Itu masih cerita yang jauh. Kim Ki-woo melanjutkan kata-katanya.

"Tetapi jika kamu memonopoli salah satunya, pelajar lain tidak akan bisa mengamati langit, kan?"

"Itu benar…"

Putra mahkota tersenyum malu. Dia mengerti apa yang dimaksud Kim Ki-woo.

"Baiklah. Aku tidak akan datang ke observatorium mulai besok."

"Keputusanmu tepat. Masih banyak hal menakjubkan lainnya di dunia ini selain langit. Mari kita coba menemukannya."

Bahkan jika Kim Ki-woo tidak mengatakan ini, minat putra mahkota akan segera beralih ke tempat lain. Selalu seperti itu.

Misalnya, hingga seminggu lalu, minat sang putra mahkota hanyalah pada baja.

'Itu bagus.'

Setiap kali Kim Ki-woo menyelesaikan pekerjaannya dan kembali, ia berlari ke arahnya dan menanyakan banyak sekali pertanyaan tentang baja.

Orang yang membuat baja tidak lain adalah Kim Ki-woo sendiri. Terutama baru-baru ini, ketika industri baja berkembang dan hal-hal seperti pegas dan roda gigi dibuat, keingintahuan sang putra mahkota meledak.

'Industri baja berkembang dengan baik bahkan tanpa perhatian saya.'

Dia hanya sesekali memberi mereka beberapa ide konseptual, dan mereka membuat benda-benda seperti pegas dan roda gigi sendiri.

Ini berbeda dengan kimia.

"Tapi hari ini aku ingin melihat langit! Ayah, kau juga boleh melihat bersamaku. Oke?"

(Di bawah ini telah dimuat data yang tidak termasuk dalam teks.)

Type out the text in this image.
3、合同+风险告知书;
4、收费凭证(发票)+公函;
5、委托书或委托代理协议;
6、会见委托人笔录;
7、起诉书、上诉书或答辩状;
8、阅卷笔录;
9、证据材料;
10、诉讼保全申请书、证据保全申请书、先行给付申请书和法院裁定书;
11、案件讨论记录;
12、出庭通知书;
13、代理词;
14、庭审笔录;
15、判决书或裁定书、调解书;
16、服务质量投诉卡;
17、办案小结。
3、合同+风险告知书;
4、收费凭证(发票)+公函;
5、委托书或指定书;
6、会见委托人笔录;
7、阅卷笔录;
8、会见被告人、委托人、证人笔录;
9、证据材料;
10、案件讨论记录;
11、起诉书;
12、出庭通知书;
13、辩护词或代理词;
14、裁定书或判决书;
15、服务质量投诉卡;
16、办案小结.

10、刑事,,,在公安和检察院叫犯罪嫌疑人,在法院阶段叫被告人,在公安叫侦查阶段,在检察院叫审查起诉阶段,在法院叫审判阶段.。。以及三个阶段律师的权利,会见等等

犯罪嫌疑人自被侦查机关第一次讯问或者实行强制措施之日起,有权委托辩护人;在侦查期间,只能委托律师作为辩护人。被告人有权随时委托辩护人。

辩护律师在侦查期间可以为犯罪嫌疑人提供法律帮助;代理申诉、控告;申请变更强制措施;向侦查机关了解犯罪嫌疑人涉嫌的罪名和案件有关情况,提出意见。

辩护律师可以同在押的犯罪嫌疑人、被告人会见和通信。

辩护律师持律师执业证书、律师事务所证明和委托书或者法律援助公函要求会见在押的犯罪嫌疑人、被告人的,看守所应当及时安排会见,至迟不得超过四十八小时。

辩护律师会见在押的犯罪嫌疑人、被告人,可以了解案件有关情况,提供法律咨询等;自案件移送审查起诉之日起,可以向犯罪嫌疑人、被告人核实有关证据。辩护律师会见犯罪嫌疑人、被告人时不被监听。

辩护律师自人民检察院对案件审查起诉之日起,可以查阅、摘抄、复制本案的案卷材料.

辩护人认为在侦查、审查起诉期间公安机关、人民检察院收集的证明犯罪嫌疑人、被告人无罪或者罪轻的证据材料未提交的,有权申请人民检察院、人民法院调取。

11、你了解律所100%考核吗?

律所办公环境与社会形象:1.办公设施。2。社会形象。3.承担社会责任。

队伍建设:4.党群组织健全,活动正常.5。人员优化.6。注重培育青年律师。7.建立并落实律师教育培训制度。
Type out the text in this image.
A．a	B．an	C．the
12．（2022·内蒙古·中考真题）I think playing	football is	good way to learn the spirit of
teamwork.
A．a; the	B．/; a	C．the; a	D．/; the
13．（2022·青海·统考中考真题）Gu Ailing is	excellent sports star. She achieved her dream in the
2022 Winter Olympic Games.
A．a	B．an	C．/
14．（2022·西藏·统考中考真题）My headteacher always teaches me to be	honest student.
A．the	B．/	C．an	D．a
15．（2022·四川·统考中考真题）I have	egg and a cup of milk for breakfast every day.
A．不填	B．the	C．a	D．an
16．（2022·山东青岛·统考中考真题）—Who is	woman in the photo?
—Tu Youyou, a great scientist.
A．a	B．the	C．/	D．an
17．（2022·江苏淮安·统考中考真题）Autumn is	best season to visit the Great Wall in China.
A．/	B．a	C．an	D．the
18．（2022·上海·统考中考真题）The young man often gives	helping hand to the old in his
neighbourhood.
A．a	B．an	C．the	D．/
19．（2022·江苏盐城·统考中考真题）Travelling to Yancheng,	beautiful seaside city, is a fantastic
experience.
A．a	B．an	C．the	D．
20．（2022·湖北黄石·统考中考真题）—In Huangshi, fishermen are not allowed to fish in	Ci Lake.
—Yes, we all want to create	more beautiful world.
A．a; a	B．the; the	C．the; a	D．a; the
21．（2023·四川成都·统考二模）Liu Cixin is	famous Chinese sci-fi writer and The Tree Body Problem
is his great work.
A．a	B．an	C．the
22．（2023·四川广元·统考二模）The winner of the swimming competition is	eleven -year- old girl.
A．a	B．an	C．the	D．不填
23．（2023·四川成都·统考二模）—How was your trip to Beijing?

"Ha ha. Ayo kita lakukan itu."

"Yay! Kalau begitu, ayo cepat masuk!"

Kim Ki-woo mengangguk pelan atas desakan putranya dan memasuki observatorium.

"Kamu di sini."

"Ya. Kamu sudah bekerja keras."

"Tidak sama sekali. Bukankah Anda punya banyak hal yang harus dilakukan, Yang Mulia?"

Kepala observatorium, Far-sighted Eyes, tidak memiliki sedikit pun rasa kesal di wajahnya.

"Apakah Putra Mahkota sering mengganggumu akhir-akhir ini?"

"Sama sekali tidak. Merupakan suatu kehormatan bagi seorang astronom untuk melihat putra mahkota tertarik pada alam semesta."

"Ha ha. Begitukah?"

Kata sang putra mahkota sambil tersenyum puas, sambil mengangkat tangannya ke pinggangnya. Dia terlihat sangat imut.

Kim Ki-woo menyerahkan teleskop kepadanya dan menyuruhnya untuk melihat ke langit. Begitu dia melakukannya, langit luas seakan menyambut teleskop itu dan menjauh.

"Kamu sangat energik."

"Dasar bajingan. Kau selalu mengganggu orang-orang di sekitarmu."

Kim Ki-woo mengobrol dengannya tentang berbagai hal, sambil menatap matanya yang jauh. Lalu, dia mengganti topik pembicaraan.